The entire referendum campaign has been predominantly a Tory civil war and, now that David Cameron has resigned, the bloodletting will continue. The fact that both he and Corbyn may well lose their jobs underlines the huge failure of the centre-right and centre-left parties, the UK versions of Volksparteien, to devise a convincing narrative for the world of globalisation and digitalisation, financial crisis and huge inequalities. The post-war settlement in the UK has finally collapsed – and is under siege all over Europe.
This means for my generation a categorical imperative to help find both a new way of combining the transnational (like the EU) with the civic national (like Scotland) and, above all, reinventing European social democracy and reviving the Enlightenment values behind it as the guiding force to prevent a retreat into ugly hatred and violence. We’ve had it too comfortably easy for too long…time to give back.
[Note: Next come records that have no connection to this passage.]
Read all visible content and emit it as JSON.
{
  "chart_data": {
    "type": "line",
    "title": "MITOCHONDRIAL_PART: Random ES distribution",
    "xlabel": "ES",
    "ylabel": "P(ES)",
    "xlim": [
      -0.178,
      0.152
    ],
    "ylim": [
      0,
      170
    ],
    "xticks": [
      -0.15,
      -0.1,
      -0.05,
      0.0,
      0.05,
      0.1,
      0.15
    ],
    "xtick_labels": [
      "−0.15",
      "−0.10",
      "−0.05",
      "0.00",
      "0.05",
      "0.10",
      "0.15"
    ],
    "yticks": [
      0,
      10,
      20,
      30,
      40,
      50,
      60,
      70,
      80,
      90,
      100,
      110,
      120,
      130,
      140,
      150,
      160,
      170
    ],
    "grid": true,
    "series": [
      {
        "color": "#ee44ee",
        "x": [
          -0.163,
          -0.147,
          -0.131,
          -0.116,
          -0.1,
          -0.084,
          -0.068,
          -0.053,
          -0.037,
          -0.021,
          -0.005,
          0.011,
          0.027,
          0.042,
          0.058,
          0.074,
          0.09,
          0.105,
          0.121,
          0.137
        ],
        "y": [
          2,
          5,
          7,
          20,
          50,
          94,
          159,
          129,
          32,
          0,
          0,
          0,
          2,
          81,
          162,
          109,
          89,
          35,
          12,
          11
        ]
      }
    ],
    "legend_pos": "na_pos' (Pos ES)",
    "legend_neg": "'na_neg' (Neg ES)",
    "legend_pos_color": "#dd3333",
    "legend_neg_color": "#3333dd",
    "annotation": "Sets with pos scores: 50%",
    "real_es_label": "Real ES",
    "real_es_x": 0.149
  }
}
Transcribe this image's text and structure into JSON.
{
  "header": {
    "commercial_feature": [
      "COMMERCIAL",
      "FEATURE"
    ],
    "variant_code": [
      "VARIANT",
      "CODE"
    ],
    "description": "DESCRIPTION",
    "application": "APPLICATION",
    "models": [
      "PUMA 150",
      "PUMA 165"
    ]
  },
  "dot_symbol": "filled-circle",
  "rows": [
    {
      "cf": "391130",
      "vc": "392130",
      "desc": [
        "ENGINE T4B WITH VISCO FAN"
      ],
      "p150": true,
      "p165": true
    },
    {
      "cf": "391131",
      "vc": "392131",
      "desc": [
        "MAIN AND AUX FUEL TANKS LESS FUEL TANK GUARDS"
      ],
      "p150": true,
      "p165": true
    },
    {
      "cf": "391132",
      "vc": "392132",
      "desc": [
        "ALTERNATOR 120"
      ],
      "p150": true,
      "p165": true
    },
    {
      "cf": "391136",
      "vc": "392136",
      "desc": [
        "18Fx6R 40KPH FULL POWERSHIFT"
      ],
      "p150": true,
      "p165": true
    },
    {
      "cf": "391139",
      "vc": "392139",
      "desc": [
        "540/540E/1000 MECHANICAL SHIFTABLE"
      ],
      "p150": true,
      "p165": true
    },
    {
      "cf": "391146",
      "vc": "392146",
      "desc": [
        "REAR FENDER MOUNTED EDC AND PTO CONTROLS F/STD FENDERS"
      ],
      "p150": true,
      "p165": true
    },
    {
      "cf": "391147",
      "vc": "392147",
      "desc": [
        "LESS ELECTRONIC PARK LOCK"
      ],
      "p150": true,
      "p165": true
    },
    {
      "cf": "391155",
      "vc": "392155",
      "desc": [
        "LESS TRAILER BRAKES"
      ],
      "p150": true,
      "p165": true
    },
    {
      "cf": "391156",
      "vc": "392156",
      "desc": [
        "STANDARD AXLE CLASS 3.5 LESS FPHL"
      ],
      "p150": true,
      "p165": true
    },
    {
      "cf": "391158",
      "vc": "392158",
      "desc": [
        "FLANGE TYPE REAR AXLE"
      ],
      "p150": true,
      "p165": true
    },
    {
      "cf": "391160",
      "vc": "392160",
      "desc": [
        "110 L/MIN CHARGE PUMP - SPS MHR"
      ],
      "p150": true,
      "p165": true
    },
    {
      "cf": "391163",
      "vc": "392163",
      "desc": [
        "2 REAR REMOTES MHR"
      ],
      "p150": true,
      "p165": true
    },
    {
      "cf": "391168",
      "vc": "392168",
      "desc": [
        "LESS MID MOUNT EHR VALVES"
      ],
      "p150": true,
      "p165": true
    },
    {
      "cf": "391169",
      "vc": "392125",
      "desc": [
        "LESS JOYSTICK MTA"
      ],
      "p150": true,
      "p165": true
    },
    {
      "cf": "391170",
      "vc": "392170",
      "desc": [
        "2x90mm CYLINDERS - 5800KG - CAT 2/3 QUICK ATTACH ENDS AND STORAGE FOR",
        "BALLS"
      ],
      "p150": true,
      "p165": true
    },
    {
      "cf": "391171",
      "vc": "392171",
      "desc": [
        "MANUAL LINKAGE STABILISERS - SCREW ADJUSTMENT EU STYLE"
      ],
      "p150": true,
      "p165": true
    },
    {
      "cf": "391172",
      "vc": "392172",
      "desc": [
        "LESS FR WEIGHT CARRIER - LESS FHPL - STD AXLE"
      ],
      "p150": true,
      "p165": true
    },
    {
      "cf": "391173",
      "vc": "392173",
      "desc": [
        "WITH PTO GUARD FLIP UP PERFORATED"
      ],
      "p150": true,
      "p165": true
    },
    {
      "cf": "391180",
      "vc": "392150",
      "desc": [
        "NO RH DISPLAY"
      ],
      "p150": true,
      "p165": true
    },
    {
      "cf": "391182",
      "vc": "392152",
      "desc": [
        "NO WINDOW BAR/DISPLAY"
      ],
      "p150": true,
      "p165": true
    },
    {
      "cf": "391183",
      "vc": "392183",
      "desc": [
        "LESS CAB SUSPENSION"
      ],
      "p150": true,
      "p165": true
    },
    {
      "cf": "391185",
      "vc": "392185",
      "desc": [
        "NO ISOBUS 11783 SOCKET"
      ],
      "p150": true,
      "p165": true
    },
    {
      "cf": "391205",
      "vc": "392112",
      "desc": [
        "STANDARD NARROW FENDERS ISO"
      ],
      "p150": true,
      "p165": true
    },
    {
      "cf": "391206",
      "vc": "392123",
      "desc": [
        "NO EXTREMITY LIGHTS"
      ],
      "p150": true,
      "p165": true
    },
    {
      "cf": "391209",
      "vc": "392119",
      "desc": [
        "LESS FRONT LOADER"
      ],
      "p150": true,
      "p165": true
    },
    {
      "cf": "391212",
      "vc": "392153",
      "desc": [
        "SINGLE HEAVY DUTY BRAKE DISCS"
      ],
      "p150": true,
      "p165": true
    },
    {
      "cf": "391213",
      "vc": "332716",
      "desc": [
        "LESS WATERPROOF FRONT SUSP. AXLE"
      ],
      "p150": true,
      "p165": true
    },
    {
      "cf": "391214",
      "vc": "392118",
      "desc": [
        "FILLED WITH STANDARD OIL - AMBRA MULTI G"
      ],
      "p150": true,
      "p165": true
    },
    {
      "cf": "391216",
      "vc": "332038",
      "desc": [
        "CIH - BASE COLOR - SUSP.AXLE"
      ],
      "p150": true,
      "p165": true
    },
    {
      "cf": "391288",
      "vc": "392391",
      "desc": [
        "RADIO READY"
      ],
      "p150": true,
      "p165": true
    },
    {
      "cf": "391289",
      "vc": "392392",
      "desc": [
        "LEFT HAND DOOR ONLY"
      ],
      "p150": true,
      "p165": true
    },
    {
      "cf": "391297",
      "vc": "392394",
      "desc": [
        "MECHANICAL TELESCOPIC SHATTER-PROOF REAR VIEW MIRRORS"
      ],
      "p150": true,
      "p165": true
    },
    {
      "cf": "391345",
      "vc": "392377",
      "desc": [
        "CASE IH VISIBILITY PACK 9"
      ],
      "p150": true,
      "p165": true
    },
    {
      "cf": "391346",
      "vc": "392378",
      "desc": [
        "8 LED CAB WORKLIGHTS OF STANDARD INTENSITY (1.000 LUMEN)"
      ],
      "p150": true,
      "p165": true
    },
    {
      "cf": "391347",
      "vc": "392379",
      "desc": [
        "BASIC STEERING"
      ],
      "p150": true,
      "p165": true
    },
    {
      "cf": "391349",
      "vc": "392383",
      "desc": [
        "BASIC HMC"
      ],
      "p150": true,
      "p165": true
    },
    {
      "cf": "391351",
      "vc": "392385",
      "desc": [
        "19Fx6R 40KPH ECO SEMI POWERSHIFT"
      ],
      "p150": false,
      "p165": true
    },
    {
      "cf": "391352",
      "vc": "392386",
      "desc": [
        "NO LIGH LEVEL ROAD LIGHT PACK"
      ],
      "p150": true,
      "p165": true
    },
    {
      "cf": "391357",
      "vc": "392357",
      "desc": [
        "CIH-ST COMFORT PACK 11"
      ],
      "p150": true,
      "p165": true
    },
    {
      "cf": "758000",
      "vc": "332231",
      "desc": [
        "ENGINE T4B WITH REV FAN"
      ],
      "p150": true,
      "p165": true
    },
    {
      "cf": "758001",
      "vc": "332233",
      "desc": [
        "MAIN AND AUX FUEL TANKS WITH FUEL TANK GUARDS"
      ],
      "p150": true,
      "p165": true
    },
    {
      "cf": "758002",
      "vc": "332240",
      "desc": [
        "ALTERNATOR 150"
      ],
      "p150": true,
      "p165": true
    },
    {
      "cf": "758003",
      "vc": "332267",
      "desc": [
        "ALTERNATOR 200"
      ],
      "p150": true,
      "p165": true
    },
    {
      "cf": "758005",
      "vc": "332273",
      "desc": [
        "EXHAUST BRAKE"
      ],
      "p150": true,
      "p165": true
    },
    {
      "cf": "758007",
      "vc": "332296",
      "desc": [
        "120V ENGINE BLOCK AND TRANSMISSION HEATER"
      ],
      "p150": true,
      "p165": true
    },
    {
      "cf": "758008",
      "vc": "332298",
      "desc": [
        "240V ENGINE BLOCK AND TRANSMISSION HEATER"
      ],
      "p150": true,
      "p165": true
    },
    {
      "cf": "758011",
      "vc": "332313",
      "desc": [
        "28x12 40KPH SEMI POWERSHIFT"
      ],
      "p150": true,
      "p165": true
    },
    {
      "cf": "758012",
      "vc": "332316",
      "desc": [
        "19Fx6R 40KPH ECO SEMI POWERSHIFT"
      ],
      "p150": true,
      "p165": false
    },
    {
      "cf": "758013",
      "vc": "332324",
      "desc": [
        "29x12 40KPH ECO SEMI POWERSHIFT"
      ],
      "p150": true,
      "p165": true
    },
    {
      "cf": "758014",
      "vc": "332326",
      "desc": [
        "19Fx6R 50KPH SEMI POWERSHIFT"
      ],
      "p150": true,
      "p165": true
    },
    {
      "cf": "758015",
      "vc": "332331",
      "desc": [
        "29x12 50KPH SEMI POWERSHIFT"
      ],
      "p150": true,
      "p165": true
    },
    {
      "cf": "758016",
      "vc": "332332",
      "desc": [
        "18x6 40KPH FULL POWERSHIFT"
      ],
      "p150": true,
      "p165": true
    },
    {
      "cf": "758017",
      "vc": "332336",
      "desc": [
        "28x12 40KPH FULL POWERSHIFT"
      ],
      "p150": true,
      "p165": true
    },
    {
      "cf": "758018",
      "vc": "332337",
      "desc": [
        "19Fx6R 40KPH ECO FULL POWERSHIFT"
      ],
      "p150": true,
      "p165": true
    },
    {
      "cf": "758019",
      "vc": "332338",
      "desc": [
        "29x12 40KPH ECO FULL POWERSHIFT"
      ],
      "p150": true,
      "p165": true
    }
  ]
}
So, if and when Scots get a second bite at the independence cherry in, say, 2019, I’ll vote Yes, hope that Scottish Labour as well as the SNP and Greens does too – and campaign for Scotland to be the replacement 28th member of the EU. There may well be, indeed are, economic, monetary and political difficulties associated with those steps. But analysis of these can wait for later. Right now, this is a moment for political rage.
Since this post first appeared on Social Europe the economic case against independence has been re-booted and re-rehearsed by a range of No voters/commentators. It’s obvious that the currency question is wholly unresolved but, as a long-standing EU observer who worked many years in Brussels, it’s clear to me that an independent Scotland would not be able to take the Swedish option but would have to join the euro – like the A10 countries that have joined since 2004.
That means, under the current pro-austerity, neoliberal economics still in sway at the Commission and within the eurogroup (but not at the ECB), accepting tough measures to reduce the (current, estimated) £14.9bn budget deficit etc. But the old argument that an independent Scotland would be immeasurably worse off outside the UK no longer holds water: as Martin Wolf (FT) and others have argued, a post-Brexit UK will be seriously impoverished. The short-term economic prospects for Scotland may be on the downside but the medium- to long-term ones within the EU and euro positive: greater FDI, increased exports to EU, relocation of financial services and manufacturing here.
Of course, it would be a leap in the dark. But, then, #Brexit is a leap into the abyss.
John Osmond says
Hi David
Great to have you on board – after all these years! Robin would have give a couple of cheers…
Best
John
Joe Mellon says
As a Scot who has spent 40 of his 60 years outside the UK in Ireland, Germany and for the last 10 years France, I can only agree.
There may be a positive side to the Brexit vote:
– it is clear that the EU *must* reform and become a truly democratic federal state with solid and workable institutions and rules. This is no longer a ‘would be nice to have sometime’
– the departure of the UK will be helpful to that process
– if the UK had been a proper federal state then Scotland and London (and other major English cities) could not be over-ruled: there would be ‘blocking’ rules on important constitutional change. As it is the UK has de-legitimised itself in Scotland, and probably London as well. One way or another after 300 years the UK is over.
– it is also clear that young people overwhelmingly understand what ‘Europe’ is, and the old national divisions of the 19th century are for them simply bizarre.